Ethiopian Airlines a déclaré dans une déclaration du 11 mars qu’elle avait décidé de suspendre l’exploitation de ses Boeing 737 MAX 8 à titre préventif, à la suite du crash d’un avion du même modèle dans le centre de l’Ethiopie, faisant 157 victimes à bord.

Les actions de la société de fabrication d’aéronefs Boeing ont chuté de 10% dans les échanges préliminaires avant l’ouverture de la séance de négociation principale le 11 mars, après le crash d’un des avions de la société en Éthiopie, selon les données de négociation.

A Lire aussi: Un Boeing 737 d’Ethiopian Airlines s’écrase, faisant 157 morts

À 8 h 00 GMT, les actions de la société avaient perdu 9,12% en début de séance, tombant à 384 dollars par action. À l’ouverture des négociations préliminaires lundi, ils ont chuté de 10%.

L’accident impliquant le vol ET 302/10 d’Ethiopian Airlines s’est produit le matin du 10 mars, quelques minutes après le décollage de l’avion à destination de Nairobi depuis Addis-Abeba, la capitale éthiopienne.

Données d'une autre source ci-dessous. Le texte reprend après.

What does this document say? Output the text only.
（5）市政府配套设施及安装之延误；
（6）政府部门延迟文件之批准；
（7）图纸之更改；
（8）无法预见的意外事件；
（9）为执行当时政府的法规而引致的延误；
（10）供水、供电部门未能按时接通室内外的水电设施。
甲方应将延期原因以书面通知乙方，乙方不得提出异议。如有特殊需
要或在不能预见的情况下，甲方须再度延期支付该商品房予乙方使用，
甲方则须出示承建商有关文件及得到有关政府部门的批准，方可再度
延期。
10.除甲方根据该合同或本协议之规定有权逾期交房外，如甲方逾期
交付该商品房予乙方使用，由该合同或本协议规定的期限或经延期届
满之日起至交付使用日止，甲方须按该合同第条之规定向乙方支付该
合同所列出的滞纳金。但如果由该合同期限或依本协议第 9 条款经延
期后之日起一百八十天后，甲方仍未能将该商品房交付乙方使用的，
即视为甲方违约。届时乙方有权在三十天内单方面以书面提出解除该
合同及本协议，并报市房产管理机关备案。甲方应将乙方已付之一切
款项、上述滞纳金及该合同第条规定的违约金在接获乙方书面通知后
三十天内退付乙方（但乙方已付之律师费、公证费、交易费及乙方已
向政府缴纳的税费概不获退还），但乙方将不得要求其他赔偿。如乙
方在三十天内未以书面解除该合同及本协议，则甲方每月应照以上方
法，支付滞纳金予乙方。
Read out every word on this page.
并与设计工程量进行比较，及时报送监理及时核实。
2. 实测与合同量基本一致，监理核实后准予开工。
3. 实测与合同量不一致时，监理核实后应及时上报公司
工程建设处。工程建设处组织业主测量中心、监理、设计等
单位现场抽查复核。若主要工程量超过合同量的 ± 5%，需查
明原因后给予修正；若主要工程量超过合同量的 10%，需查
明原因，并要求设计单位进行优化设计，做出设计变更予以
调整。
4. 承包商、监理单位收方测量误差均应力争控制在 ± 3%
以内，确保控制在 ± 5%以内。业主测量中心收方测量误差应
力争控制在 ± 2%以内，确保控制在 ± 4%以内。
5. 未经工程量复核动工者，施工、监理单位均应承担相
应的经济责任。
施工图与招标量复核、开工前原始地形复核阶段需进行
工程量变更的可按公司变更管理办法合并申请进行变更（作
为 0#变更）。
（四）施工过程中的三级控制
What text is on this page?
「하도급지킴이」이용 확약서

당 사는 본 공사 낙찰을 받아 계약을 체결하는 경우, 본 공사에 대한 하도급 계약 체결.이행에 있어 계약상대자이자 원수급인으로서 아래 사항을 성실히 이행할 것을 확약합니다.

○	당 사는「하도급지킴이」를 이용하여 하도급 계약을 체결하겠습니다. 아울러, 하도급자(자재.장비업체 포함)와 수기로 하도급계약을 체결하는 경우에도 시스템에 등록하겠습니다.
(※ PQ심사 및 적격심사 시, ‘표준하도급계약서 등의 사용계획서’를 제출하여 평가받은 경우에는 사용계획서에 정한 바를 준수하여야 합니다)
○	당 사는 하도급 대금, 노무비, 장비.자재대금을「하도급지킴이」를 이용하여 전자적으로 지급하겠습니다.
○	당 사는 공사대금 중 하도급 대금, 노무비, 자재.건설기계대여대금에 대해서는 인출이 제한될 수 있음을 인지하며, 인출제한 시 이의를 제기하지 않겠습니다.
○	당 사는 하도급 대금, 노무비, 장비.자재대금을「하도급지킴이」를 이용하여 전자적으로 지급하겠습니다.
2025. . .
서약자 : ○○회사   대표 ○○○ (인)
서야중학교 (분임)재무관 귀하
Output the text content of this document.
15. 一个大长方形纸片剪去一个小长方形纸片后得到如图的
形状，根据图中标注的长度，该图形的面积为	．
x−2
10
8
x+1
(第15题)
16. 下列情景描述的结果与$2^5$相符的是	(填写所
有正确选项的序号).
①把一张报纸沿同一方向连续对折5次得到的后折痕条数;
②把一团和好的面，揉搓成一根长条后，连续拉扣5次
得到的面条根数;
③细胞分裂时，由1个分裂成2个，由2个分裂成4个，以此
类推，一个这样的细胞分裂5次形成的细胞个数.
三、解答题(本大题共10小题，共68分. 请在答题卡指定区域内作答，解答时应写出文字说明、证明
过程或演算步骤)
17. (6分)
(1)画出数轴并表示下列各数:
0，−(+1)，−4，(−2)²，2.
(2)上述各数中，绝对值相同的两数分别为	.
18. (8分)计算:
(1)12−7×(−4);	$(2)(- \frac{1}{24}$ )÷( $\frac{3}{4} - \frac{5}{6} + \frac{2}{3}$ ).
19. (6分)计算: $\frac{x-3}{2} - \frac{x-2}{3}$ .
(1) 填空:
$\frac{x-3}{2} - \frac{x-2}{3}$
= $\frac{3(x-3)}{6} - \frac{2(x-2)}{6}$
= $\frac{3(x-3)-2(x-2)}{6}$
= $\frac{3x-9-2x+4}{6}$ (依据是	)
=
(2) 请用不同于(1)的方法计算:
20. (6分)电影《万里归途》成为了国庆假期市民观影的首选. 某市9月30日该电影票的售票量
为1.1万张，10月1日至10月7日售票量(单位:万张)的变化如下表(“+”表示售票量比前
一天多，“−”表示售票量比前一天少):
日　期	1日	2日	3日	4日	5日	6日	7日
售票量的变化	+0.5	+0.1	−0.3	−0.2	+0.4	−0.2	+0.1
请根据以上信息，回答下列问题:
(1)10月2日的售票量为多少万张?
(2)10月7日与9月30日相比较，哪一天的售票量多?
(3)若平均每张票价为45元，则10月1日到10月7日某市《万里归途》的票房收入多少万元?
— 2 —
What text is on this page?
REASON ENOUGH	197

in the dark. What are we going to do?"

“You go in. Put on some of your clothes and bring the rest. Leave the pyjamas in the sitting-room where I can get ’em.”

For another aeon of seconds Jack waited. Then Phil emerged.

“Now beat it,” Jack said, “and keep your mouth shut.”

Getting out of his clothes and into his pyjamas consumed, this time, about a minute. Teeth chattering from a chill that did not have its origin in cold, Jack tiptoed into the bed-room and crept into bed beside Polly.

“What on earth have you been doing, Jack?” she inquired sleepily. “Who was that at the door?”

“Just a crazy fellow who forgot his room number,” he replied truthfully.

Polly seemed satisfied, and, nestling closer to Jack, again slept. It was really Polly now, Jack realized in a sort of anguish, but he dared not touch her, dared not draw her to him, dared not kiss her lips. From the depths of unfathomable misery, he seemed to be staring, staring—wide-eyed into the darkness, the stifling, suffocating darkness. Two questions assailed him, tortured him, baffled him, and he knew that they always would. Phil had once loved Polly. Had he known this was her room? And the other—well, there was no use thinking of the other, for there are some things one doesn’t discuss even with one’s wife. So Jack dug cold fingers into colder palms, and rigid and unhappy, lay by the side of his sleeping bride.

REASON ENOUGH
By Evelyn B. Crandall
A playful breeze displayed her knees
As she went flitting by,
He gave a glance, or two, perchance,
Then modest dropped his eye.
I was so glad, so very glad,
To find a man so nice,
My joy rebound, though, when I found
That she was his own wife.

Les 157 personnes à bord du Boeing ont été tuées. La cause de l’accident est encore inconnue. Selon la compagnie aérienne, l’avion avait été bien entretenu.

Un peu plus de quatre mois se sont écoulés depuis qu’un autre Boeing 737 MAX 8, exploité par l’Indonésien Lion Air, s’est écrasé dans la mer de Java peu après son départ de l’aéroport. L’accident a coûté la vie à 189 personnes.

La boîte noire récupérée après l’accident a révélé que les capteurs de l’avion indiquaient des lectures de vitesse et d’altitude incorrectes.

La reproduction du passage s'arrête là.